Can You Hear Other People Speak?

In order to hear what another is actually saying, one must stop talking. But one must also stop assuming they already know what the other person is saying before they actually hear it. They not only need to keep their mouth shut when listening to another person, but they need to also shut up their thoughts that are drowning the other person's words out.

If I think I know what you're going to say before you say it, or know what you're thinking because I think I "know you so well", then I'm making assumptions INSTEAD OF listening or hearing. 


You might say "It's so beautiful today, I think I'm going to walk down to the lake. Do you want to come?" 

What did I HEAR you say... if I admire you and want your attention, I might hear something more like "One of the things I like to do is take a walk by the lake on a beautiful day, it helps to center my thoughts and spirit, and helps me to stay as great and wonderful as I am. Usually I go alone, but I would like to invite you  to accompany me on my lovely meditative journey."

OR, if I resent you or ENVY you, if I WANT to hear you in a negative "light", I might hear something like "I don't feel like doing any work, again, I'm trying to avoid doing work and avoid your requests for helping you do your work, you're such a hard worker and I'm a lazy spoiled brat... so I'm going to go down by the lake and play around instead of doing anything responsible... if you come with me then you can't blame me for not doing any work because you'll be with me. So.. wanna come?"

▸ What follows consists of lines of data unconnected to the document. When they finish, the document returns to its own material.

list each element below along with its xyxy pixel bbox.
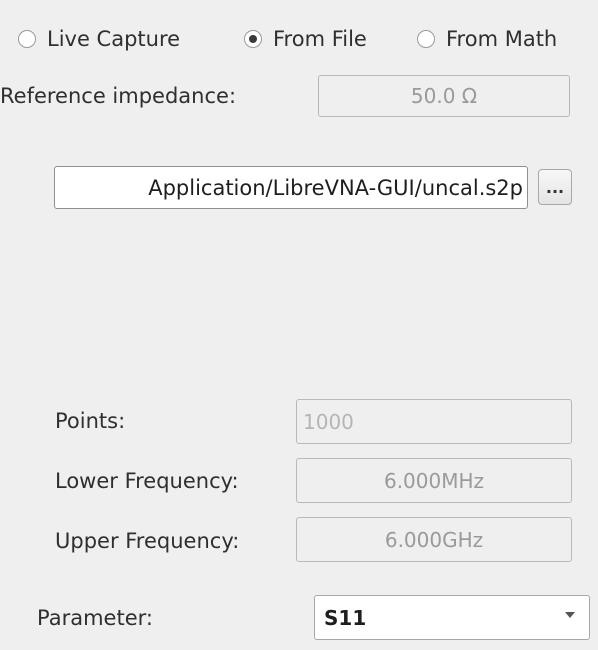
reference-impedance-label: Reference impedance: [0, 84, 237, 108]
radio-from-math-indicator[interactable] [417, 30, 435, 48]
upper-frequency-field: 6.000GHz [296, 517, 572, 562]
radio-live-capture[interactable]: Live Capture [18, 27, 180, 51]
lower-frequency-label: Lower Frequency: [55, 469, 239, 493]
points-label: Points: [55, 409, 126, 433]
radio-live-capture-indicator[interactable] [18, 30, 36, 48]
chevron-down-icon [565, 612, 575, 618]
radio-live-capture-label: Live Capture [47, 27, 181, 51]
radio-from-file[interactable]: From File [244, 27, 367, 51]
radio-from-math[interactable]: From Math [417, 27, 557, 51]
lower-frequency-field: 6.000MHz [296, 458, 572, 503]
radio-from-file-label: From File [273, 27, 367, 51]
radio-from-math-label: From Math [446, 27, 558, 51]
file-path-input[interactable]: Application/LibreVNA-GUI/uncal.s2p [54, 166, 528, 209]
reference-impedance-field: 50.0 Ω [318, 75, 570, 117]
parameter-label: Parameter: [37, 606, 153, 630]
browse-file-button[interactable]: ... [538, 169, 572, 205]
points-field: 1000 [296, 399, 572, 444]
parameter-value: S11 [324, 605, 367, 630]
upper-frequency-label: Upper Frequency: [55, 529, 240, 553]
radio-from-file-indicator[interactable] [244, 30, 262, 48]
file-path-text: Application/LibreVNA-GUI/uncal.s2p [148, 175, 523, 200]
parameter-select[interactable]: S11 [314, 595, 590, 640]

OR, if I'm looking down my nose at you, like I'm above you somehow, I might hear "I'm going down to the lake to do something shameful and bad, or something stupid or whacko, or something that will get me dirty and waste time, or that's dangerous, and probably hang out with a bunch of bad people. Wanna come?"

OR if I think you don't like ME, whether it's true or not, I might hear "I'm going down to the lake, and I'm only inviting you to be polite, I don't really want you to come, so stay here and leave me alone, you're not wanted."

OR if I think you're "cool" and "tough" and I want your attention and approval, I might hear "Hey I'm headed down to the lake to do ...(insert activity here, whatever is supposed to be "cool" to the listener... hunting.. going on a power boat... going sailboarding... looking for the opposite sex...doing drugs or drinking...going to the beach...etc.etc.)...  YOU IN?"

All of these different version of what the other person ACTUALLY SAID were in the LISTENER'S MIND, it's not what came out of the SPEAKER'S MOUTH.

"It's so beautiful today, I think I'm going to walk down to the lake. Do you want to come?"
 

People do this all the time with other people. They don't LISTEN and HEAR what other people are ACTUALLY TRYING TO COMMUNICATE TO THEM, because they think they already KNOW what the person is thinking, feeling, planning, remembering, and saying, based on the picture they created in their heads of that person, usually fraught with biases, emotions, judgments, and false assumptions.

In order to hear others speak, we have to clear our mind clutter so we stop making assumptions and jumping to conclusions, and keep our mouths shut while they're talking. Then when they finish speaking, ask questions to understand more, instead of just inserting our own views, opinions, emotions, judgments, and advice.